The transition from college to the real world can be hard on you emotionally and mentally, as well. Your workplace may have an employee assistance program that can provide help with mental health, and you can check to see if your health insurance covers therapy or counseling. Even if you’re not feeling particularly stressed out, simply talking through your day-to-day life with a professional can be life-changing.

PERSONAL

Anybody in their post-grad years will tell you: making friends after college is hard. You’re no longer living next to people with your same age or thrust together in classes with people who share your same interests. You actually have to seek those people out now.

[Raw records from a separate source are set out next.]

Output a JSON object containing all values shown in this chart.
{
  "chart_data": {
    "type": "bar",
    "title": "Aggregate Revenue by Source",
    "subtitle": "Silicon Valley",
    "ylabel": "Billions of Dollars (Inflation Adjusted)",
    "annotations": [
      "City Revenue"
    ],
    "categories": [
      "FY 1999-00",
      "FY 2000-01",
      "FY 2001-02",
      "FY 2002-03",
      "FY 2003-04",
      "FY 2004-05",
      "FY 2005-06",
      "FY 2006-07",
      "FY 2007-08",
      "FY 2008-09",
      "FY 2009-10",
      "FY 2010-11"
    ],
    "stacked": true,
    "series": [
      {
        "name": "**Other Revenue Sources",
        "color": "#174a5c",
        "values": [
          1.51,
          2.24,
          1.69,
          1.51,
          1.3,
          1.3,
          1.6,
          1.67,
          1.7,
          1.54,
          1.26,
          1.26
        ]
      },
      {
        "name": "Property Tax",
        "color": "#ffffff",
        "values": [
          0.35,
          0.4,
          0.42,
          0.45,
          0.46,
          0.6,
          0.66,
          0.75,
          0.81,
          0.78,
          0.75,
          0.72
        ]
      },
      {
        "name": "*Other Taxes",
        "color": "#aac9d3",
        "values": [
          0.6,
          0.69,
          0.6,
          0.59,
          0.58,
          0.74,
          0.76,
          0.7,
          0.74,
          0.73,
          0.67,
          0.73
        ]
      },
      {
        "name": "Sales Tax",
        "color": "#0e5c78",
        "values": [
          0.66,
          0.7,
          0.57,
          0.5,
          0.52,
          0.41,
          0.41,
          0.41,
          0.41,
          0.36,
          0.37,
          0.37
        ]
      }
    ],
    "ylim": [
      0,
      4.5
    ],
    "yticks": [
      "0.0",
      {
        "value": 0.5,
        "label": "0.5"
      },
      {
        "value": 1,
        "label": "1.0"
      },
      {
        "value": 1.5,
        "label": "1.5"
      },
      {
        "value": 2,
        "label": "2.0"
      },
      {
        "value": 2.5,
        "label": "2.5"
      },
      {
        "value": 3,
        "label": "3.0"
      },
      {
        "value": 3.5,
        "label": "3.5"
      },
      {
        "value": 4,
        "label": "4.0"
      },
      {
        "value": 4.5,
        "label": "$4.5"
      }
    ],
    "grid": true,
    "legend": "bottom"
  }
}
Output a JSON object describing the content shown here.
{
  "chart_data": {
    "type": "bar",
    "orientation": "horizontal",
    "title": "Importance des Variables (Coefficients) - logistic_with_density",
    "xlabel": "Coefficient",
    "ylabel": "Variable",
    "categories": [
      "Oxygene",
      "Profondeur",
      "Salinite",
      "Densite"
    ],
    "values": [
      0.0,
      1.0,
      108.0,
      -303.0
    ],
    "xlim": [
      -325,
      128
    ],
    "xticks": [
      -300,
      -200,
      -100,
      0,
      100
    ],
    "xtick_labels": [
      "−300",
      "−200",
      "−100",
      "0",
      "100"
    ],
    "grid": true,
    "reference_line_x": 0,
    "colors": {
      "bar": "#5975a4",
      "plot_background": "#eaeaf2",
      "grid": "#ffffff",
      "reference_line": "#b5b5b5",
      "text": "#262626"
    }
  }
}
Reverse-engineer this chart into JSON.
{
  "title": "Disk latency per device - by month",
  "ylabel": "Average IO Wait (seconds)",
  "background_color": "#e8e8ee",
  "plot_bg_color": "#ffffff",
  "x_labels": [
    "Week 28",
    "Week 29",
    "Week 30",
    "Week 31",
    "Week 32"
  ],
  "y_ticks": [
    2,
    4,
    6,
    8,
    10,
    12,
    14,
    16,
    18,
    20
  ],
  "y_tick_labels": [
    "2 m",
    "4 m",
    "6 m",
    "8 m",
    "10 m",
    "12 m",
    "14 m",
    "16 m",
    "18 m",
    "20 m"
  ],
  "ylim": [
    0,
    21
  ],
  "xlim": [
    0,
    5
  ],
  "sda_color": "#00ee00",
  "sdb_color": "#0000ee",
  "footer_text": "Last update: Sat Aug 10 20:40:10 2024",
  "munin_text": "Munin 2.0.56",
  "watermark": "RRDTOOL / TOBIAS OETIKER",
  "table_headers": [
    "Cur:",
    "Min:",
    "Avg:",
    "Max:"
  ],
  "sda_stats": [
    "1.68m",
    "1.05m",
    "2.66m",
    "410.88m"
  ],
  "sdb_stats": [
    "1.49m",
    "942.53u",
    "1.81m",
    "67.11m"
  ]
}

A few ideas for making friends in adulthood:

  • Volunteer. There are plenty of ways for you to get involved in your community depending on your interests. Most communities have areas to volunteer with children, animals, education, the environment...the opportunities are often endless. And you’ll meet people there! Here’s a list of volunteer opportunities in the Austin area.
  • Join a social sports club. If you’re athletically inclined or trying to find a new skill, social sports clubs are a great way to stay active, have fun and meet people.
  • Use an app or go online. Check out Bumble BFF or similar friend-making apps to match with others in your community (sure, it can be awkward at first, but it can work!), or join Facebook or Meetup groups based on your interests.
  • Adopt a pet, if you feel you have the time to devote to one! Here are some great places to adopt a pet in Austin.

Remember that nobody has all the answers to figuring out this whole “life” thing. Just do your best.